In a normal day to day office environment we deal with data whether we realise it or not. It can range from small simple Excel sheets to large complex databases.
Throughout my career I’ve dealt with both, but it’s the simpler of the two I’ve found the trickiest. The simpler data is often the most directly used and valuable to everyone in a business e.g. the targets for a sales team, a profit and loss sheet from Finance, a contact list for marketing etc.
When asked to analyse it, even though they are small, their format can make the task far more tedious and cumbersome than an analyst would like. So I often find myself requesting data in a certain way or responding to the refreshingly rare question of “how would you like the data?”
This is an important question, so I’ve decided to make a post about it; to succinctly ask/respond to these questions and help others do the same. I will be tackling it from a layman’s perspective* so we can all understand and help the masses appreciate how a few minutes spent thinking about their data formats can potentially save hours and days of their lives and that of their colleagues.
Simply put, each Dimension and Measure should have its own column:
Dimensions are the data fields that let you categorise the data e.g. date, country, region etc.
Measures are the quantitative data fields that you want to count.
Computer Readable vs. Human Readable
The most important thing we forget about analysing data on a computer is that it’s the computer doing the heavy lifting for us; we simply tell it how we would like the data output to look. With this in mind, it is the computer that needs to read the data and not a human.
The human controls the output, but the computer should dictate the input.
The best format for this is: a single table of data, with each Dimension and Measure having its own column. So when the data is uploaded into programmes such as Google Sheets, Microsoft Excel and Tableau Desktop, you can pivot the data immediately with no extra manual manipulation**.
Computers are very pedantic, so if we give them data in the wrong way, they can still read the data but it will be very hard to control the output.
If we follow the above example of data structure, we can immediately pivot up the data and easily start shaping, filtering and sorting it – ensuring our time spent with the data is on analysis and visualisation, and not manipulating the raw data so that it can be read by a computer.
If we ignore the advice above and make a single Dimension in the raw data have multiple columns, we’ll make it very hard if not impossible for a computer to read the data. Even if it does, it might not be worth analysing. You’d be surprised how often I encounter this kind of data – especially where the raw data has individual columns for months, whereas they should have all been in a single column. That data is meant for humans, not computers, to read.
Firstly, if you try and instantly pivot the data you’ll get an error message like this:
So you have to spend a little time moving the raw data about**, so that a computer can read it. Even when it does, you’ll get some odd and unhelpful outputs:
Try automatically sorting the data by date, or by the highest value – the short answer is ‘you can’t’, or not easily at least. You’d have to manually go in and move each field about. This might be tolerable in this example, but what if you had hundreds or thousands of fields? It would take days to perform and chances are you’d make a mistake or two along the way. Also if new data came in, you’d have to manually perform similar tasks for an updated output. This isn’t scalable or accurate.
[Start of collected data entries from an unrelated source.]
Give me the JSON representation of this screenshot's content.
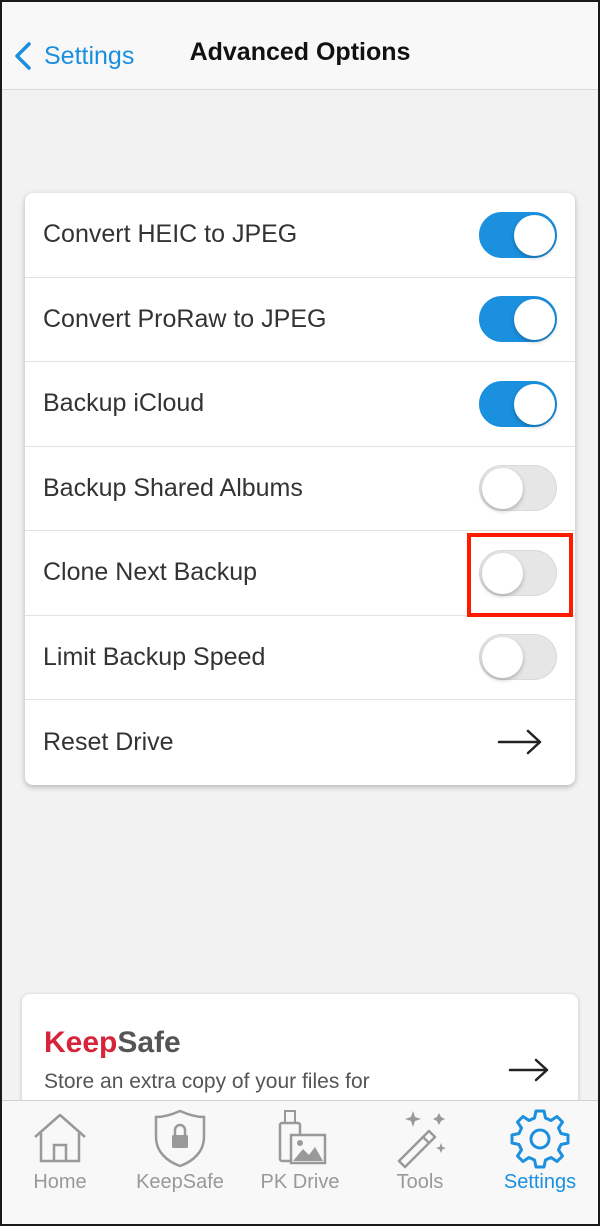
{
  "header": {
    "back_label": "Settings",
    "title": "Advanced Options"
  },
  "options": [
    {
      "label": "Convert HEIC to JPEG",
      "control": "toggle",
      "on": true
    },
    {
      "label": "Convert ProRaw to JPEG",
      "control": "toggle",
      "on": true
    },
    {
      "label": "Backup iCloud",
      "control": "toggle",
      "on": true
    },
    {
      "label": "Backup Shared Albums",
      "control": "toggle",
      "on": false
    },
    {
      "label": "Clone Next Backup",
      "control": "toggle",
      "on": false
    },
    {
      "label": "Limit Backup Speed",
      "control": "toggle",
      "on": false
    },
    {
      "label": "Reset Drive",
      "control": "arrow"
    }
  ],
  "keepsafe_card": {
    "title_part1": "Keep",
    "title_part2": "Safe",
    "description": "Store an extra copy of your files for"
  },
  "tabbar": {
    "tabs": [
      {
        "label": "Home",
        "icon": "home-icon",
        "active": false
      },
      {
        "label": "KeepSafe",
        "icon": "shield-lock-icon",
        "active": false
      },
      {
        "label": "PK Drive",
        "icon": "drive-photo-icon",
        "active": false
      },
      {
        "label": "Tools",
        "icon": "magic-wand-icon",
        "active": false
      },
      {
        "label": "Settings",
        "icon": "gear-icon",
        "active": true
      }
    ]
  },
  "colors": {
    "accent": "#1a90df",
    "highlight": "#ff1a00",
    "brand_red": "#d6243a"
  }
}
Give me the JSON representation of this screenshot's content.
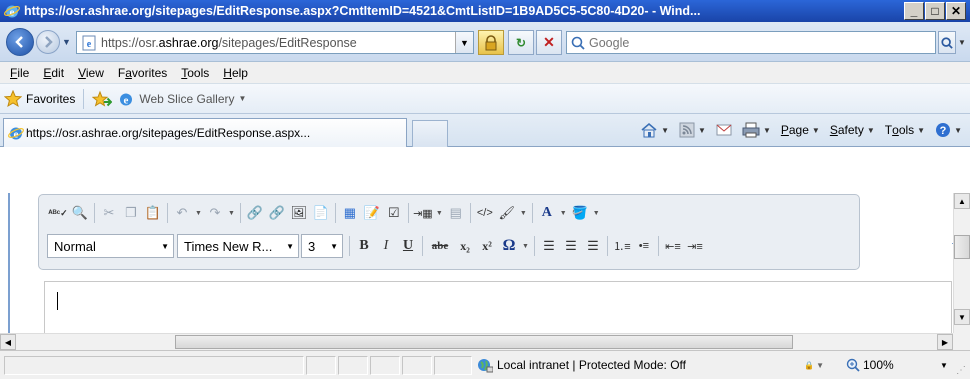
{
  "window": {
    "title": "https://osr.ashrae.org/sitepages/EditResponse.aspx?CmtItemID=4521&CmtListID=1B9AD5C5-5C80-4D20- - Wind...",
    "buttons": [
      "_",
      "□",
      "✕"
    ]
  },
  "address": {
    "url_prefix": "https://osr.",
    "url_domain": "ashrae.org",
    "url_path": "/sitepages/EditResponse"
  },
  "search": {
    "placeholder": "Google"
  },
  "menu": {
    "items": [
      {
        "key": "F",
        "rest": "ile"
      },
      {
        "key": "E",
        "rest": "dit"
      },
      {
        "key": "V",
        "rest": "iew"
      },
      {
        "pre": "F",
        "key": "a",
        "rest": "vorites"
      },
      {
        "key": "T",
        "rest": "ools"
      },
      {
        "key": "H",
        "rest": "elp"
      }
    ]
  },
  "favorites": {
    "label": "Favorites",
    "web_slice": "Web Slice Gallery"
  },
  "tab": {
    "title": "https://osr.ashrae.org/sitepages/EditResponse.aspx..."
  },
  "commands": {
    "page": {
      "key": "P",
      "rest": "age"
    },
    "safety": {
      "key": "S",
      "rest": "afety"
    },
    "tools": {
      "pre": "T",
      "key": "o",
      "rest": "ols"
    }
  },
  "editor_toolbar": {
    "style_value": "Normal",
    "font_value": "Times New R...",
    "size_value": "3",
    "bold": "B",
    "italic": "I",
    "underline": "U",
    "strike": "abe",
    "subscript": "x₂",
    "superscript": "x²",
    "omega": "Ω",
    "text_color": "A"
  },
  "status": {
    "zone": "Local intranet | Protected Mode: Off",
    "zoom": "100%"
  },
  "colors": {
    "titlebar": "#1a44a8",
    "accent_blue": "#7ca0d0"
  }
}
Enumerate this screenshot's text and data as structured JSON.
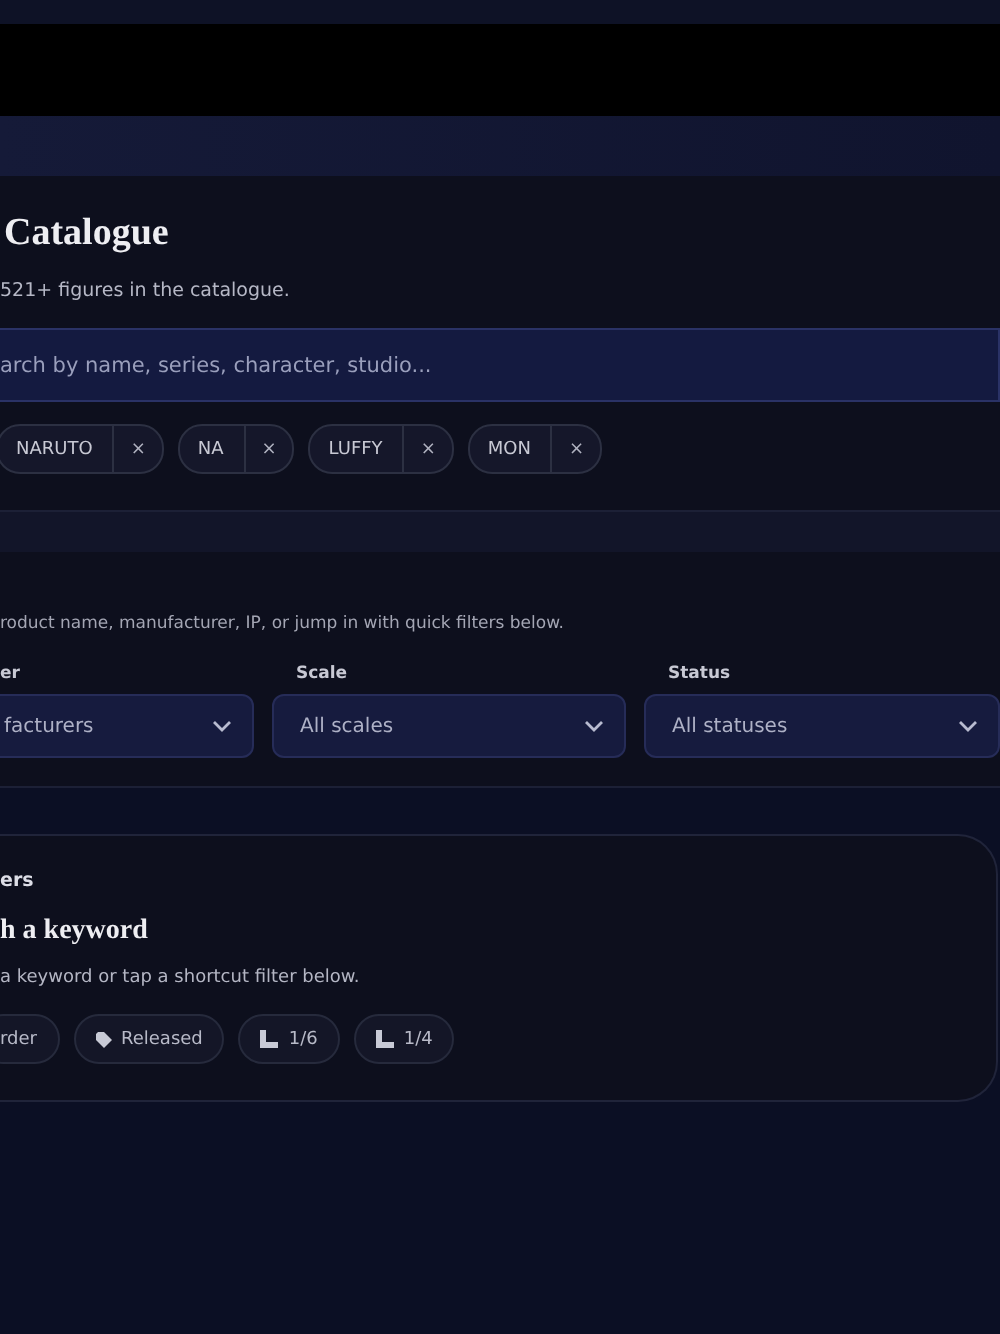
{
  "catalogue": {
    "title": "Catalogue",
    "subtitle": "521+ figures in the catalogue.",
    "search": {
      "placeholder": "arch by name, series, character, studio..."
    },
    "chips": [
      {
        "label": "NARUTO",
        "remove": "×"
      },
      {
        "label": "NA",
        "remove": "×"
      },
      {
        "label": "LUFFY",
        "remove": "×"
      },
      {
        "label": "MON",
        "remove": "×"
      }
    ]
  },
  "filters": {
    "hint": "roduct name, manufacturer, IP, or jump in with quick filters below.",
    "selects": [
      {
        "label": "er",
        "value": "facturers"
      },
      {
        "label": "Scale",
        "value": "All scales"
      },
      {
        "label": "Status",
        "value": "All statuses"
      }
    ]
  },
  "empty": {
    "eyebrow": "ers",
    "title": "h a keyword",
    "text": "a keyword or tap a shortcut filter below.",
    "shortcuts": [
      {
        "label": "rder",
        "kind": "plain"
      },
      {
        "label": "Released",
        "kind": "tag"
      },
      {
        "label": "1/6",
        "kind": "scale"
      },
      {
        "label": "1/4",
        "kind": "scale"
      }
    ]
  }
}
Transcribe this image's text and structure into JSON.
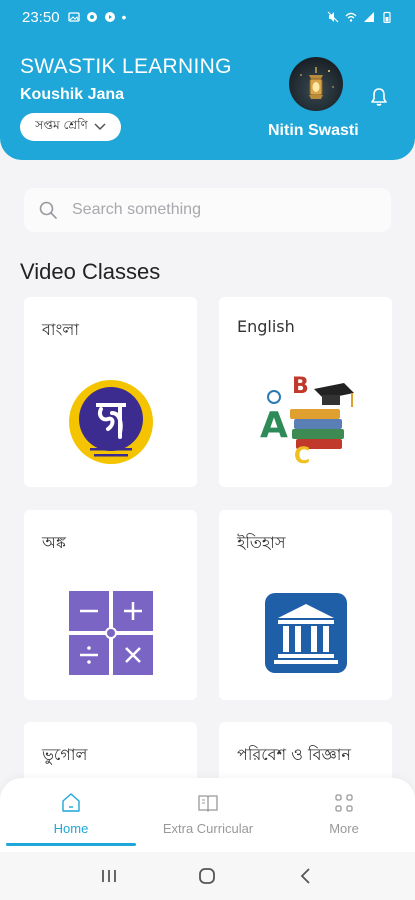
{
  "status_bar": {
    "time": "23:50"
  },
  "header": {
    "brand": "SWASTIK LEARNING",
    "user_name": "Koushik Jana",
    "class_selector": "সপ্তম শ্রেণি",
    "profile_name": "Nitin Swasti"
  },
  "search": {
    "placeholder": "Search something"
  },
  "section": {
    "title": "Video Classes"
  },
  "subjects": [
    {
      "label": "বাংলা",
      "icon": "bangla-letter-icon"
    },
    {
      "label": "English",
      "icon": "abc-books-icon"
    },
    {
      "label": "অঙ্ক",
      "icon": "math-operators-icon"
    },
    {
      "label": "ইতিহাস",
      "icon": "museum-icon"
    },
    {
      "label": "ভুগোল",
      "icon": ""
    },
    {
      "label": "পরিবেশ ও বিজ্ঞান",
      "icon": ""
    }
  ],
  "nav": [
    {
      "label": "Home",
      "icon": "home-icon",
      "active": true
    },
    {
      "label": "Extra Curricular",
      "icon": "book-icon",
      "active": false
    },
    {
      "label": "More",
      "icon": "grid-icon",
      "active": false
    }
  ],
  "colors": {
    "accent": "#1ea7d8",
    "card_bg": "#ffffff",
    "page_bg": "#f4f4f6"
  }
}
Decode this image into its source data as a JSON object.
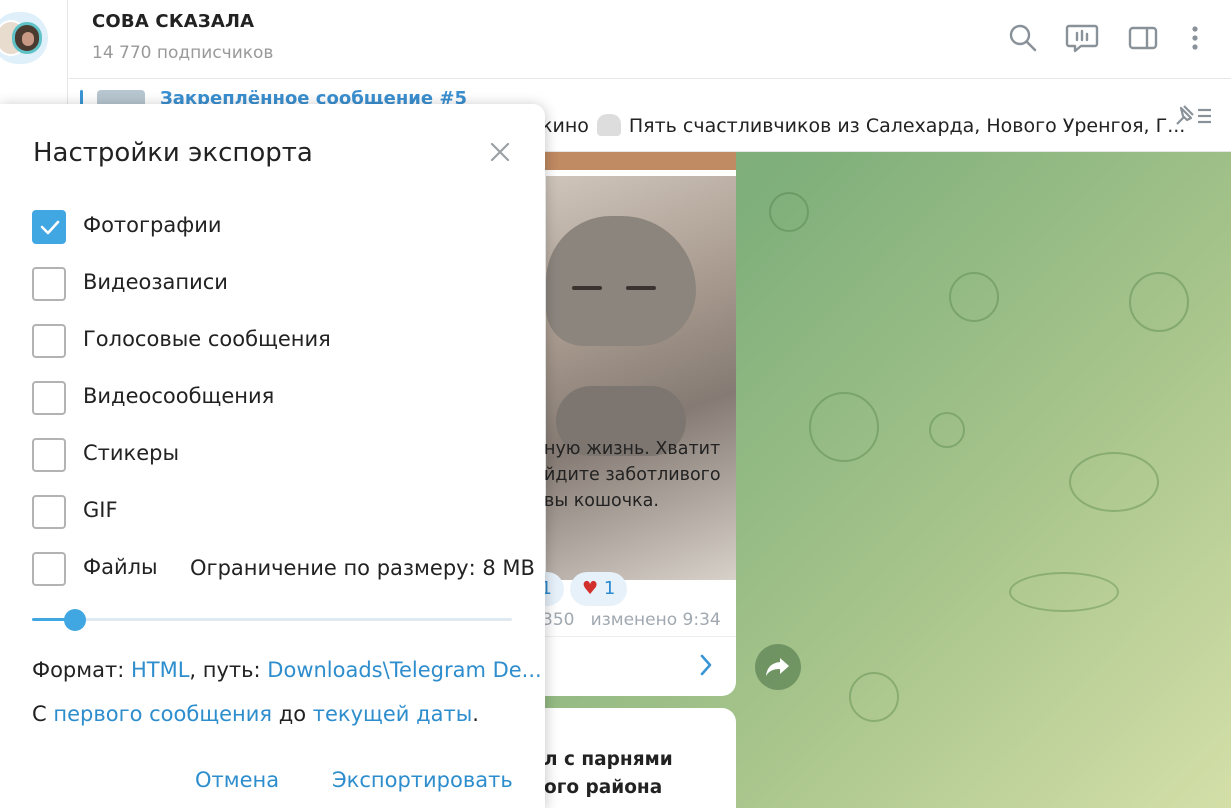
{
  "channel": {
    "title": "СОВА СКАЗАЛА",
    "subscribers": "14 770 подписчиков"
  },
  "header_icons": [
    "search-icon",
    "live-chat-icon",
    "sidebar-toggle-icon",
    "more-vertical-icon"
  ],
  "pinned": {
    "title": "Закреплённое сообщение #5",
    "text_prefix": "кино",
    "text": "Пять счастливчиков из Салехарда, Нового Уренгоя, Г..."
  },
  "message": {
    "text_lines": [
      "ную жизнь. Хватит",
      "йдите заботливого",
      "вы кошочка."
    ],
    "reactions": [
      "1",
      "1"
    ],
    "views": "350",
    "edited_time": "изменено 9:34"
  },
  "message2": {
    "text_lines": [
      "л с парнями",
      "ого района"
    ]
  },
  "dialog": {
    "title": "Настройки экспорта",
    "options": [
      {
        "label": "Фотографии",
        "checked": true
      },
      {
        "label": "Видеозаписи",
        "checked": false
      },
      {
        "label": "Голосовые сообщения",
        "checked": false
      },
      {
        "label": "Видеосообщения",
        "checked": false
      },
      {
        "label": "Стикеры",
        "checked": false
      },
      {
        "label": "GIF",
        "checked": false
      },
      {
        "label": "Файлы",
        "checked": false
      }
    ],
    "size_limit": "Ограничение по размеру: 8 MB",
    "size_slider_fraction": 0.09,
    "format_label": "Формат:",
    "format_value": "HTML",
    "path_label": ", путь:",
    "path_value": "Downloads\\Telegram De...",
    "range_from_prefix": "С",
    "range_from": "первого сообщения",
    "range_mid": "до",
    "range_to": "текущей даты",
    "range_suffix": ".",
    "cancel_label": "Отмена",
    "export_label": "Экспортировать"
  },
  "colors": {
    "accent": "#40a7e3",
    "link": "#2d8dcd",
    "chat_bg": "#86b07b"
  }
}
A few minutes spent getting the data right on the front end, can potentially save days of work and reduce inaccuracy to nothing.
So next time you have to explain to someone how you’d like the data, just show them this image and say “each Dimension and Measure should have its own column” – and if they have time, get them to read this article to see how bad data can ruin everyone’s day.
*There are numerous sources out there discussing the science and more hardcore data setups, but after a cursory glance I saw that none tried to tackle it at this level. So this post by no means reflects my full knowledge on data, more so on how to effectively communicate it to a wider audience who do not specialise in this field.
**If manual manipulation does occur, you run the risk of human error creeping into your data e.g. the wrong column deleted, an extra field entered in etc. So no matter how good your data analysis skills and tools are, if there are bad inputs, you will get bad outputs. I’ve made a tool that can help you work out the time and monetary cost of this incremental manual work – to show you business when making a case for efficiencies or automation.